The design offers rapid scaling through a unique modular design that enables generators to be constructed in stages.
The company has built the world’s largest ferrite-based direct-drive permanent magnet generator (DD-PMG) capable of reliable multi-MW electricity generation, with no requirement for rare-earth magnets.
Not only is GreenSpur Renewables’ latest DD-PMG the largest of its type in the world – capable of producing 250 kW – its scalable technology also uses a radical new construction method the company believes can solve many of the problems experienced by offshore wind turbines today, not least the need for large quantities of rare earth magnets.
The generator was assembled in the northeast of England and is now at the Offshore Renewable Energy (ORE) Catapult in Blyth, Northumberland for system testing.
“Current generation direct-drive generators used in today’s offshore windfarms rely on rare-earth magnets. Not only is the supply of these dominated by China – and may possibly be restricted as part of the ongoing US-China trade war – there is also competition for magnet supply from other fast-growing industries, including defence, computing and electric vehicles,” said Mr Hine.
“While a mobile phone only uses a tiny amount of rare earths, each large-scale DD-PMG generator may use several tonnes – and commodity prices have now started rising again.
“Not only does our generator use no rare-earth magnets, our source material – ferrite – is actually a waste product of the steel making process – unlike rare earths, whose mining is environmentally damaging.”

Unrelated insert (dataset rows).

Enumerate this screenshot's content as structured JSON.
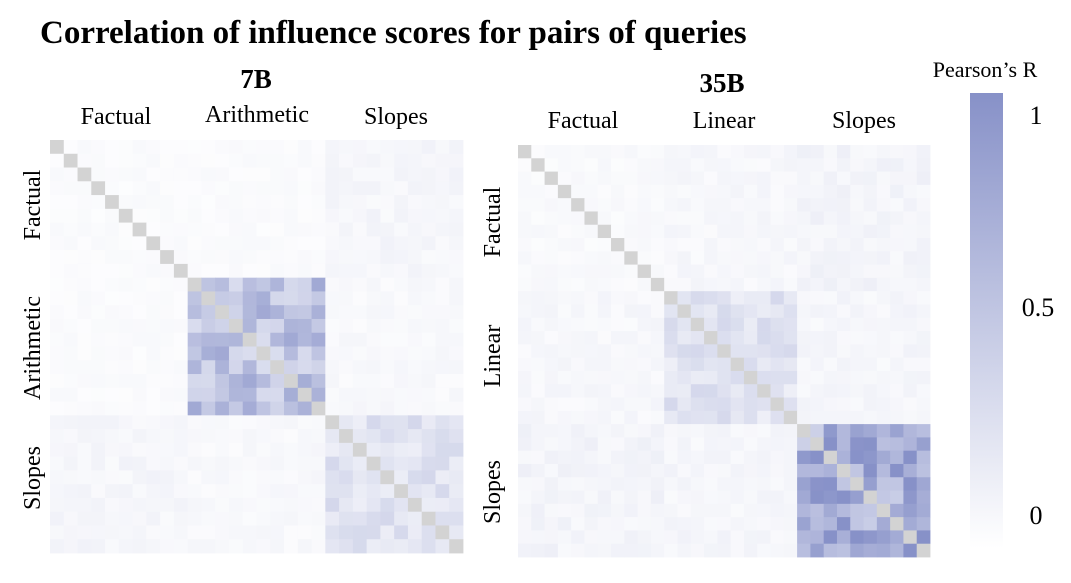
{
  "title": "Correlation of influence scores for pairs of queries",
  "colorbar": {
    "label": "Pearson’s R",
    "ticks": [
      "1",
      "0.5",
      "0"
    ],
    "tick_values": [
      1,
      0.5,
      0
    ],
    "low_color": "#ffffff",
    "high_color": "#8791c8",
    "diagonal_color": "#d3d3d3"
  },
  "chart_data": [
    {
      "type": "heatmap",
      "title": "7B",
      "group_labels": [
        "Factual",
        "Arithmetic",
        "Slopes"
      ],
      "groups": [
        {
          "name": "Factual",
          "size": 10,
          "within": 0.05
        },
        {
          "name": "Arithmetic",
          "size": 10,
          "within": 0.55
        },
        {
          "name": "Slopes",
          "size": 10,
          "within": 0.25
        }
      ],
      "between": [
        [
          0.04,
          0.04,
          0.08
        ],
        [
          0.04,
          0.55,
          0.06
        ],
        [
          0.08,
          0.06,
          0.25
        ]
      ],
      "diagonal": 1,
      "vrange": [
        0,
        1
      ]
    },
    {
      "type": "heatmap",
      "title": "35B",
      "group_labels": [
        "Factual",
        "Linear",
        "Slopes"
      ],
      "groups": [
        {
          "name": "Factual",
          "size": 11,
          "within": 0.05
        },
        {
          "name": "Linear",
          "size": 10,
          "within": 0.25
        },
        {
          "name": "Slopes",
          "size": 10,
          "within": 0.75
        }
      ],
      "between": [
        [
          0.05,
          0.07,
          0.1
        ],
        [
          0.07,
          0.25,
          0.08
        ],
        [
          0.1,
          0.08,
          0.75
        ]
      ],
      "diagonal": 1,
      "vrange": [
        0,
        1
      ]
    }
  ]
}
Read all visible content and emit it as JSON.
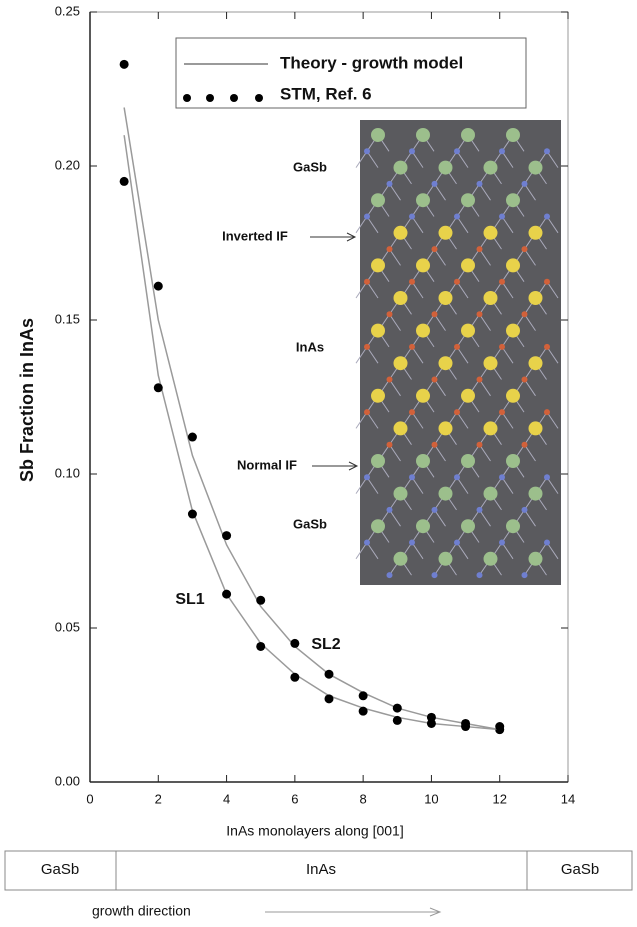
{
  "chart_data": {
    "type": "line",
    "x_label": "InAs monolayers along [001]",
    "y_label": "Sb Fraction in InAs",
    "xlim": [
      0,
      14
    ],
    "ylim": [
      0,
      0.25
    ],
    "xticks": [
      0,
      2,
      4,
      6,
      8,
      10,
      12,
      14
    ],
    "yticks": [
      {
        "value": 0,
        "label": "0.00"
      },
      0.05,
      {
        "value": 0.1,
        "label": "0.10"
      },
      0.15,
      {
        "value": 0.2,
        "label": "0.20"
      },
      0.25
    ],
    "legend": [
      {
        "name": "Theory - growth model",
        "style": "line",
        "color": "#9a9a9a"
      },
      {
        "name": "STM, Ref. 6",
        "style": "dots",
        "color": "#000000"
      }
    ],
    "x": [
      1,
      2,
      3,
      4,
      5,
      6,
      7,
      8,
      9,
      10,
      11,
      12
    ],
    "series": [
      {
        "name": "SL1",
        "theory": [
          0.21,
          0.132,
          0.088,
          0.061,
          0.045,
          0.035,
          0.028,
          0.024,
          0.021,
          0.019,
          0.018,
          0.017
        ],
        "stm": [
          0.195,
          0.128,
          0.087,
          0.061,
          0.044,
          0.034,
          0.027,
          0.023,
          0.02,
          0.019,
          0.018,
          0.017
        ]
      },
      {
        "name": "SL2",
        "theory": [
          0.219,
          0.15,
          0.106,
          0.077,
          0.057,
          0.044,
          0.035,
          0.029,
          0.024,
          0.021,
          0.019,
          0.017
        ],
        "stm": [
          0.233,
          0.161,
          0.112,
          0.08,
          0.059,
          0.045,
          0.035,
          0.028,
          0.024,
          0.021,
          0.019,
          0.018
        ]
      }
    ],
    "inset_labels": [
      "GaSb",
      "Inverted IF",
      "InAs",
      "Normal IF",
      "GaSb"
    ],
    "layers": [
      "GaSb",
      "InAs",
      "GaSb"
    ],
    "direction_label": "growth direction"
  }
}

Replacing scarce and expensive rare-earth magnets that GreenSpur estimates can cost £40.00 (US$50) per kg with cheap and abundant ferrite magnets that cost £1.00 per kg (US$1.25) could deliver generator capex savings of around 33%.
The company tested a 75-kW generator at the ORE Catapult in Blyth in 2017. It then signed an agreement with ORE Catapult and Warwick Manufacturing Group to build a single-stage 250-kW direct-drive generator, which is part of a four-stage 1-MW design.
With the support of a £1.25M (US$1.57M) grant from Innovate UK, it will be tested over the next few months at the Blyth test facility.
GreenSpur’s technology has been identified as a potential game-changer by the ORE Catapult. With multiple patents pending, it is hoped to encourage the growth of DD-PMG technology within the global wind turbine market.
Direct-drive generators are an increasingly widespread feature of offshore wind turbines as operators shy away from gearboxes, however the generators’ need for rare-earth magnets – which are mainly produced in China – means they are an expensive alternative, with the market effectively subject to a monopoly.
This is something OEMS have already recognised, with Siemens Gamesa Renewable Energy highlighting the fact that the permanent magnet generator in its latest offshore turbine operates a lower temperature than earlier models, reducing the amount of rare-earth material needed in the new unit.
In recent weeks, as its trade war with the US has developed, China has threatened to limit exports of rare-earth elements. The country controls around 80% of global rare-earth production.